I feel that The New Math: a Political History might hold the keys to the mystery of my own bizarrely qualitative and intense relationship with mathematics.
It is a weird thing, and I do not understand it, but it matters. It is inscribed in my codeset.
I have always been appallingly bad at doing math. I cannot calculate anything without making dumb, careless mistakes. (I am a disaster in the letterpress studio!)
I cannot remember times or calendar dates. I cannot retain even short sequences of figures or of anything. No kidding! — it all evaporates from my mind on contact.
It seems like some kind of quantitative dyslexia.
The only math I excelled at was geometry. I couldn’t memorize proofs, but I could derive the hell out of them them. My teacher indulged my differently-ablement, and allowed me to work on my geometry tests through lunch. I needed this time because I memorized only the barest minimal set of proofs and had to manually derive all the derivations. This was a shorter cut than to attempt memorization of arbitrary strings of shifting symbols. I was also good at computer programming, and was briefly a comp sci major in college before discrete math drove me out of the program. I coded intuitively. My classmates always came to me to help them debug their programs.
My abilities were existent, but narrow and beyond their limits dropped instantly to zero.Yet, math haunted the primitive roots of my weird soul.
An exhibit of idiosyncrasies:
James Gleick’s Chaos was the only book I owned when Susan met me in 1989. I was obsessed with the M-Set, and Mandelbrot’s preternatural pattern-recognition talents. That was an ability I prized and desired for myself.
When I read Shapinsky’s Karma I was taken by Nicholas Slonimsky’s ability to hear a piece of music once and to be able to recall and reproduce it years later — not by remembering the sounds but by grasping its structure.
All my visual designs are — and always have been — composed to OCD-level exact grids and ratios. I do not let the measurements override my eye, but my eye is never allowed to overrule the measurements. Every finished piece reconciles visual and intellective beauty.
I prized an early, dilapidated copy Roycrofter’s chapbook edition of a legendoidal “Little Journeys to Homes of Great Teachers” bio of Pythagoras.

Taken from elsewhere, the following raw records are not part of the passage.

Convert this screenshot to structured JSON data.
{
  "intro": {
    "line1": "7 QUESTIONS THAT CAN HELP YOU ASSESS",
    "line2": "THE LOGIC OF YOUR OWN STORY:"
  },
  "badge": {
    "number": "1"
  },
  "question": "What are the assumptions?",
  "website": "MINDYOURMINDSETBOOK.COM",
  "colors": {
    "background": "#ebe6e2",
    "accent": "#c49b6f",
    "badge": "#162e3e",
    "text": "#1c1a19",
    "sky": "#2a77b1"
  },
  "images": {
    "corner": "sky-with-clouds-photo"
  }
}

The fact that it was hastily, sloppily and semi-factually tossed off from the semi-reliable myth-drunk memory of Elbert Hubbard was not a bug, but a feature. It was only the myth I wanted. Math mysticism harmonized with my own subsonic resonances.
For a few years I sought a way to translate musical ratios (mainly tone frequencies in melodies and harmonies, and rhythmic patterns) essential to a song, graphically as spatial and color-frequency relationships. I wanted to design record cover art that, when contemplated while listening, would fuse with the music to form a panperceptual gestalt. I failed, but the hours I sat in the USC music library studying music theory books, listening to stochastic and serialist music, straining (and failing) to find elusive structural beauty in the sonic nonsense, did something good to me.

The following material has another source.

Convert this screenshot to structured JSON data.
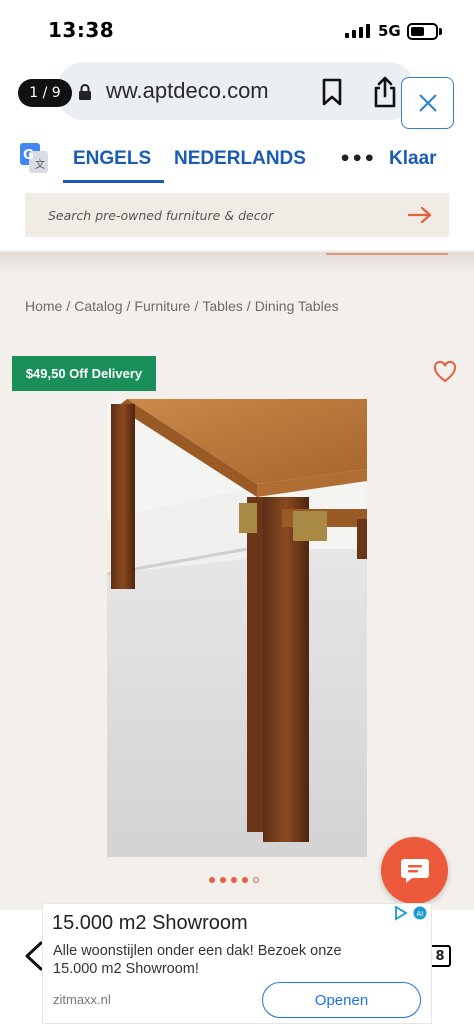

In Brian Eno’s A Year with Swollen Appendices, I was intoxicated to learn of his project of watching Conway’s Game of Life in order to train his intuition to trace the morphing organisms.

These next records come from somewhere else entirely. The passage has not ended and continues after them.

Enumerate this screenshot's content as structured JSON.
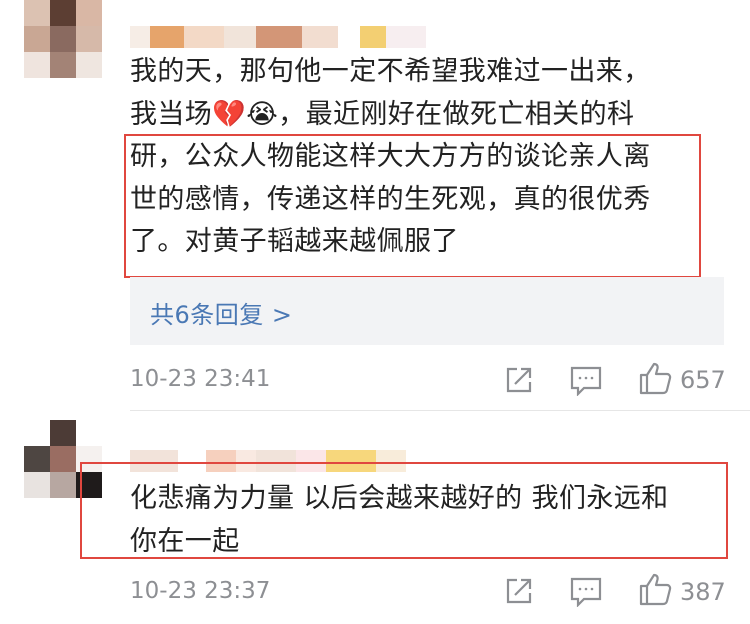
{
  "comments": [
    {
      "text_lines": [
        "我的天，那句他一定不希望我难过一出来，",
        "我当场💔😭，最近刚好在做死亡相关的科",
        "研，公众人物能这样大大方方的谈论亲人离",
        "世的感情，传递这样的生死观，真的很优秀",
        "了。对黄子韬越来越佩服了"
      ],
      "replies_label": "共6条回复 >",
      "timestamp": "10-23 23:41",
      "like_count": "657"
    },
    {
      "text_lines": [
        "化悲痛为力量 以后会越来越好的 我们永远和",
        "你在一起"
      ],
      "timestamp": "10-23 23:37",
      "like_count": "387"
    }
  ],
  "icons": {
    "share": "share-icon",
    "comment": "comment-icon",
    "like": "thumbs-up-icon"
  },
  "colors": {
    "highlight_border": "#e0473f",
    "reply_link": "#4a78b4",
    "meta_text": "#8d8f93"
  }
}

Most recently, I’ve letterpress printed both pi and phi to the myriadth place. I don’t even know what e is, but now that I know of it, I will be printing that, too. I might do a kickstarter to print these irrational constants as a series.
There’s more, but this gives a sketch of the general family of tendencies.
I should also mention: All my best thoughts originate as intuitions that first crystallize as visual diagrams, preceding language. Words sometimes lag relational gnoses by years.
I’m damn near innumerate, but some quality of quantity has a shimmery, mystical, dreadful hold on my heart.
I don’t know what is going on in my head-heart, but I think New Math in my early education somehow activated it.